McColl’s Retail Group remains PCI compliant with the LogRhythm NextGen SIEM Platform
Convenience retailer McColl’s realised it needed to change its business payment model when its customers were increasingly choosing to pay for their goods using bank cards instead of cash. This resulted in McColl’s becoming a level one card merchant, which required the highest standard of compliance to the Payment Cards Industry (PCI) regulations.
To ensure they stayed compliant, McColl’s shortlisted three security organisations, with LogRhythm proving to best suit the retailer’s needs. LogRhythm created a bespoke commercial strategy for McColl’s, which utilised its NextGen SIEM Platform to create personalised security alerts, helping McColls keep its high volumes of transactions safe.
McColl’s Retail Group is a British convenience store and newsagent operator, trading under the names of McColl’s, Martins, and RS McColl for stores in Scotland. There are 1,600 stores across England, Scotland and Wales. McColl’s uses a flexible business model and is focused on bringing the best product offer, and convenient services, to all the local communities it serves so it can achieve its vision to be the neighbourhood’s favourite shop.
McColl’s, which began operating in the early 1970s, has seen its business evolve over time. In 2011 it recognised a shift in how customers wanted to pay for their goods, which resulted in the company becoming a level one card merchant. This meant McColl’s needed to comply with PCI regulations, which requires organisations to independently audit systems, processes and procedures to ensure they are compliant with the data security standard. A large portion of these requirements relate to centralising the secure logging of security events, which is why McColl’s Retail Group needed to find a suitable security solution.
However, at that time not many companies were proactively pursuing PCI compliance. Security logging systems were mainly adopted by legal firms and financial corporations and there were no cost effective solutions available for retail businesses with large estates of EPOS tills to manage. McColl’s processes over 5.5m customer transactions per week. As a convenience business the average transaction value is low at £5.62, so commercials based on value as opposed to volume was of importance – something which was foreign for security logging systems at the time.
In order to remain PCI compliant, McColl’s set out to identify what was available to satisfy its need.
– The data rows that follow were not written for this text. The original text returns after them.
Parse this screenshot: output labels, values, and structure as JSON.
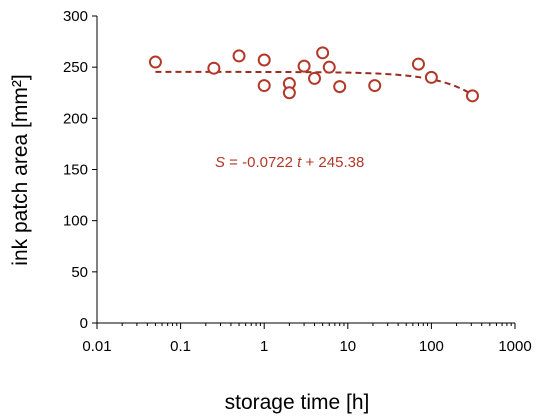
{
  "chart_data": {
    "type": "scatter",
    "title": "",
    "xlabel": "storage time [h]",
    "ylabel": "ink patch area [mm²]",
    "xscale": "log",
    "xlim": [
      0.01,
      1000
    ],
    "ylim": [
      0,
      300
    ],
    "x_ticks": [
      0.01,
      0.1,
      1,
      10,
      100,
      1000
    ],
    "x_tick_labels": [
      "0.01",
      "0.1",
      "1",
      "10",
      "100",
      "1000"
    ],
    "y_ticks": [
      0,
      50,
      100,
      150,
      200,
      250,
      300
    ],
    "y_tick_labels": [
      "0",
      "50",
      "100",
      "150",
      "200",
      "250",
      "300"
    ],
    "grid": false,
    "series": [
      {
        "type": "scatter",
        "color": "#b2382a",
        "marker": "open-circle",
        "x": [
          0.05,
          0.25,
          0.5,
          1,
          1,
          2,
          2,
          3,
          4,
          5,
          6,
          8,
          21,
          70,
          100,
          310
        ],
        "y": [
          255,
          249,
          261,
          257,
          232,
          234,
          225,
          251,
          239,
          264,
          250,
          231,
          232,
          253,
          240,
          222
        ]
      },
      {
        "type": "line",
        "style": "dashed",
        "color": "#9b2d1f",
        "equation": "S = -0.0722 t + 245.38",
        "slope": -0.0722,
        "intercept": 245.38
      }
    ],
    "annotation": {
      "italic_var": "S",
      "text_mid": " = -0.0722 ",
      "italic_t": "t",
      "text_end": " + 245.38"
    }
  }
}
Through the help of a channel partner, it shortlisted three organisations; one of them being LogRhythm. While all three were strong candidates, there were features of the LogRhythm offering that stood out.
“Features including the file integrity monitoring and strong traceability between the logging systems meant LogRhythm was steps ahead of what we were seeing in the marketplace. With PCI requirements so stringent, these features made staying compliant much easier,” said Peter Gore, development & compliance manager at McColl’s.
At the time, McColl’s had 1,200 stores which they needed to ensure were compliant; and therefore worked with LogRhythm to find a strategy that best suited them. “We were able to create a commercial strategy that worked for every McColl’s store,” said Gore. “We were not the regular customer for security firms at the time, but LogRhythm worked with us instead of forcing us into a solution that would not be of use.”
Presently McColl’s logs over 13.5m events using LogRhythm per day.
Having been PCI compliant since 2013, McColl’s is also seeing the other benefits of LogRhythm’s solution. “Not only do we have a centralised logging system; we also have a system that monitors every potential security threat and can design personalised alerts within it. We need to respond to alerts that are relevant, instead of wading through the huge volumes of information. LogRhythm enables us to do that, saving us time and allowing us to respond to actual threats. Even now that there is a new P2Pe payment system solution in place which reduces the scope of PCI significantly, we still see LogRhythm as a good business investment. It’s a tool that gives us peace of mind. If the worst were to happen, the forensic examiners would have the right data to analyse in order to prevent any further and future damage. Without LogRhythm, it would be a near impossible task.”